A binary file with all zeros does not fit. A binary file with completely random data is also not very good. For text, a file with completely random ASCII sequences is not very good - text files should have patterns and frequencies that mimic natural language or source code (XML, C #, etc.). Pseudo-real text. - The size of each individual file is not critical, but for a set of files I need the sum to be ~ 8 GB.
- I would like to keep the number of files at a manageable level, say o (10).
To create binaries, I can create a new large buffer and make System.Random.NextBytes, followed by FileStream.Write in a loop, for example:
Int64 bytesRemaining = size; byte[] buffer = new byte[sz]; using (Stream fileStream = new FileStream(Filename, FileMode.Create, FileAccess.Write)) { while (bytesRemaining > 0) { int sizeOfChunkToWrite = (bytesRemaining > buffer.Length) ? buffer.Length : (int)bytesRemaining; if (!zeroes) _rnd.NextBytes(buffer); fileStream.Write(buffer, 0, sizeOfChunkToWrite); bytesRemaining -= sizeOfChunkToWrite; } fileStream.Close(); }
With a sufficiently large buffer, say 512k, it is relatively fast, even for files larger than 2 or 3gb. But the content is completely random, which I do not want.
For text files, the approach I used is to use Lorem Ipsum and transfer it multiple times through StreamWriter to a text file. The content is nonrandom and uneven, but it has many identical repeating blocks, which is unnatural. In addition, since the Lorem Ispum block is so small (<1k), it takes many cycles and a very, very long time.
None of them are quite satisfactory to me.
Have I seen the answers to Quickly create a large file on a Windows system? . These approaches are very quick, but I think they just fill the file with zeros or random data, none of which is what I want. I have no problem starting an external process such as contig or fsutil, if necessary.
Testing is done on Windows.
Instead of creating new files, does it make sense to just use files that already exist on the file system? I don't know a single one big enough.
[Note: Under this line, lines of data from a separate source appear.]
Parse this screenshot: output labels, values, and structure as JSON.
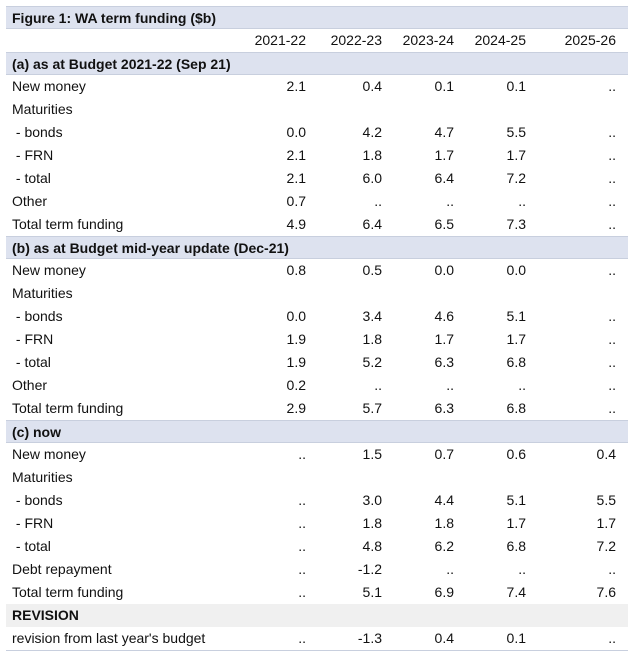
{
  "title": "Figure 1: WA term funding ($b)",
  "columns": [
    "2021-22",
    "2022-23",
    "2023-24",
    "2024-25",
    "2025-26"
  ],
  "sections": [
    {
      "heading": "(a) as at Budget 2021-22 (Sep 21)",
      "rows": [
        {
          "label": "New money",
          "values": [
            "2.1",
            "0.4",
            "0.1",
            "0.1",
            ".."
          ]
        },
        {
          "label": "Maturities",
          "values": [
            "",
            "",
            "",
            "",
            ""
          ]
        },
        {
          "label": " - bonds",
          "values": [
            "0.0",
            "4.2",
            "4.7",
            "5.5",
            ".."
          ]
        },
        {
          "label": " - FRN",
          "values": [
            "2.1",
            "1.8",
            "1.7",
            "1.7",
            ".."
          ]
        },
        {
          "label": " - total",
          "values": [
            "2.1",
            "6.0",
            "6.4",
            "7.2",
            ".."
          ]
        },
        {
          "label": "Other",
          "values": [
            "0.7",
            "..",
            "..",
            "..",
            ".."
          ]
        },
        {
          "label": "Total term funding",
          "values": [
            "4.9",
            "6.4",
            "6.5",
            "7.3",
            ".."
          ]
        }
      ]
    },
    {
      "heading": "(b) as at Budget mid-year update (Dec-21)",
      "rows": [
        {
          "label": "New money",
          "values": [
            "0.8",
            "0.5",
            "0.0",
            "0.0",
            ".."
          ]
        },
        {
          "label": "Maturities",
          "values": [
            "",
            "",
            "",
            "",
            ""
          ]
        },
        {
          "label": " - bonds",
          "values": [
            "0.0",
            "3.4",
            "4.6",
            "5.1",
            ".."
          ]
        },
        {
          "label": " - FRN",
          "values": [
            "1.9",
            "1.8",
            "1.7",
            "1.7",
            ".."
          ]
        },
        {
          "label": " - total",
          "values": [
            "1.9",
            "5.2",
            "6.3",
            "6.8",
            ".."
          ]
        },
        {
          "label": "Other",
          "values": [
            "0.2",
            "..",
            "..",
            "..",
            ".."
          ]
        },
        {
          "label": "Total term funding",
          "values": [
            "2.9",
            "5.7",
            "6.3",
            "6.8",
            ".."
          ]
        }
      ]
    },
    {
      "heading": "(c) now",
      "rows": [
        {
          "label": "New money",
          "values": [
            "..",
            "1.5",
            "0.7",
            "0.6",
            "0.4"
          ]
        },
        {
          "label": "Maturities",
          "values": [
            "",
            "",
            "",
            "",
            ""
          ]
        },
        {
          "label": " - bonds",
          "values": [
            "..",
            "3.0",
            "4.4",
            "5.1",
            "5.5"
          ]
        },
        {
          "label": " - FRN",
          "values": [
            "..",
            "1.8",
            "1.8",
            "1.7",
            "1.7"
          ]
        },
        {
          "label": " - total",
          "values": [
            "..",
            "4.8",
            "6.2",
            "6.8",
            "7.2"
          ]
        },
        {
          "label": "Debt repayment",
          "values": [
            "..",
            "-1.2",
            "..",
            "..",
            ".."
          ]
        },
        {
          "label": "Total term funding",
          "values": [
            "..",
            "5.1",
            "6.9",
            "7.4",
            "7.6"
          ]
        }
      ]
    }
  ],
  "revision": {
    "heading": "REVISION",
    "row": {
      "label": "revision from last year's budget",
      "values": [
        "..",
        "-1.3",
        "0.4",
        "0.1",
        ".."
      ]
    }
  }
}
How to start from one existing file (possibly c: \ windows \ Microsoft.NET \ Framework \ v2.0.50727 \ Config \ enterpriseec.config.cch for a text file) and duplicate its contents? This will work with either a text or binary file.
I currently have an approach that works, but it works too long.
Has anyone else solved this?
Is there a faster way to write a text file than through StreamWriter?
Suggestions?
EDIT . I like the idea of ββthe Markov chain to create a more natural text. Nevertheless, you still need to solve the problem of speed.